OED
This is a bibliography page, concerning a work to which reference is made elsewhere in this guide.
The Oxford English Dictionary (abbreviated as OED throughout the UK academic world; or, in a rather older style, O.E.D. (see Punctuation of abbreviations). The OED is currently available in print as the 2nd ed. (1989), edited by John Simpson and Edmund Weiner. The third edition (in progress) is available on-line, and may never be printed.
This dictionary was first known as the New English Dictionary', abbreviated as N.E.D., or NED. (Students of subjects like English literature and history may still occasionally find references to NED in books published in the first quarter of the twentieth century.) Its full title was A New English Dictionary on Historical Principles; Founded Mainly on the Materials Collected by The Philological Society. It was published and supported by OUP. It was first issued in parts, known as 'fascicles': from 1895, the paper covers of these bore the name Oxford English Dictionary
- The first edition of the New English Dictionary, edited by Sir James Murray (1837-1915), and Henry Bradley (from 1889), William Craigie (from 1901) and C.T. Onions (from 1914). The final volume was published in 1928.
- A revised reprint was published in 1933. This was the first appearance of the Oxford English Dictionary in book form. It had the following derivatives:
- A four-volume Supplement to the OED, edited by R.W Burchfield, was published between 1972 and 1986.
- Oxford English Dictionary: additions series: an A-Z presentation of new work-in-progress supplementing the Oxford English Dictionary, edited by John Simpson and Edmund Weiner (1993-7), (3 vols), Oxford, O.U.P.
- OED has also been published in a photographically reduced version (sold with magnifying glass), in which 9 pages of the original are shown on one page: The Compact Oxford English Dictionary (1991, Second Edition), ed. J. A. Simpson and E. S. C. Weiner (1 vol., 2,402 pp).
- 3rd ed. (in progress) Mar. 2000- (ed. John Simpson), on-line from <http://dictionary.oed.com>, a subscription site available to most HE students in the UK through their Athens passwords, and also on-line at many public libraries in the UK.

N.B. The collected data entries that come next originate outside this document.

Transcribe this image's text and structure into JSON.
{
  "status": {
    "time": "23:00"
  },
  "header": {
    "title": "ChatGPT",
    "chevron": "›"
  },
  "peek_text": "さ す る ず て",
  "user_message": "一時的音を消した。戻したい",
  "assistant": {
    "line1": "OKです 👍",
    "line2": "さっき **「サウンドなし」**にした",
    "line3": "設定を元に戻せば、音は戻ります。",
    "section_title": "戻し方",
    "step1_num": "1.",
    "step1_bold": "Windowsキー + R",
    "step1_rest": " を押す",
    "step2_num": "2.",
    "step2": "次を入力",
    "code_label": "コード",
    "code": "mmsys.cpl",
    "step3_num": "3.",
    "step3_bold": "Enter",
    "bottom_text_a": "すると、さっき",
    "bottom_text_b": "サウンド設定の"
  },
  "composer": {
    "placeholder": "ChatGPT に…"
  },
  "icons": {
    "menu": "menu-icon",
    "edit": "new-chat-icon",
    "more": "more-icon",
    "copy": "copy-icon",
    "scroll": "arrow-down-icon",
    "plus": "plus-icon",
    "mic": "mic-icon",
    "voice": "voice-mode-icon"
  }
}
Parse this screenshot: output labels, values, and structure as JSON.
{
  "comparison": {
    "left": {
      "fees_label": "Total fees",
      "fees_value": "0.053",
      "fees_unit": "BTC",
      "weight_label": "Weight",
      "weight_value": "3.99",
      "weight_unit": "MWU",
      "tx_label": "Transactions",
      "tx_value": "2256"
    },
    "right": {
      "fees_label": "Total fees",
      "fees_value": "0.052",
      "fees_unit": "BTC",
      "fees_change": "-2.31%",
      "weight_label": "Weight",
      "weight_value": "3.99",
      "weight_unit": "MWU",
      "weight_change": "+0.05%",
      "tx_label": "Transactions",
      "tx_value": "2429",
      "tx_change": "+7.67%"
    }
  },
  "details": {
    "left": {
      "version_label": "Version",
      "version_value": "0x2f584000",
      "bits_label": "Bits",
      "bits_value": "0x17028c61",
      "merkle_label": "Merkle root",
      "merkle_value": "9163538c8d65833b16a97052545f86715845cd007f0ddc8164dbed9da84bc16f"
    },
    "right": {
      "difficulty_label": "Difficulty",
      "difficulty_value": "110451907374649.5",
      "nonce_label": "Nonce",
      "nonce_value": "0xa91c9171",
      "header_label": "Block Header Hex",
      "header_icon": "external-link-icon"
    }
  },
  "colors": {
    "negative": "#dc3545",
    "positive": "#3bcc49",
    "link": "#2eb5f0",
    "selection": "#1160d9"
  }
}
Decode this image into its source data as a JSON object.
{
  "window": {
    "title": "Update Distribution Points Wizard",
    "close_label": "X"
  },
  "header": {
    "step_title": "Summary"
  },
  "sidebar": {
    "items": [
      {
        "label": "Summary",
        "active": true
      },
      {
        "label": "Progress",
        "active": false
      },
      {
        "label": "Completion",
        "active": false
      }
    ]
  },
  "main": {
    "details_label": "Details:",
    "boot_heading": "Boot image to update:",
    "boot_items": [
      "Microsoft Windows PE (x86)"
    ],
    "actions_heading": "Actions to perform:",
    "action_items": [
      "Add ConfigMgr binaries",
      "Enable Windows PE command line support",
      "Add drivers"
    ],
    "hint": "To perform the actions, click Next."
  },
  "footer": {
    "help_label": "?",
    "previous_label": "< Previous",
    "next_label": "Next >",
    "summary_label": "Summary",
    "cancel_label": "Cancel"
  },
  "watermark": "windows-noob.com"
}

- The OED is one of the enduring monuments to scholarship in Britain. It began when, in 1858, the Philological Society of London agreed to work towards A New English Dictionary on Historical Principles, or NED. The first instalment, or fascicle, 352 pages covering words beginning A to Ant, was published in 1884; the first full volume (1,240 pp), covering the letters A and B (A - Byzen) appeared in 1888. That edition, the 1st, published as the New English Dictionary on Historical Principles: founded mainly on the materials collected by the Philological Society was completed in 1928. It was in 10 volumes, or 12 - two 'letters' were each issued as two half-volumes. A Supplement was written, to cover the changes in the 44 years since 1884: this was incorporated in a revised first edition of 13 volumes, as the Oxford English Dictionary of 1933. The 2nd and 3rd editions are listed above.
- Do not confuse the Oxford Dictionary of English (ODE) with The Oxford English Dictionary (OED). ODE is a single volume dictionary "of current English". OED is a multi-volume dictionary "on historical principles". If you are studying such subjects as linguistics, English literature or history at university level, OED may be invaluable to you. If you are studying most other subjects, and only want quick but advanced help with words in everyday modern English, then ODE is likely to be much more useful.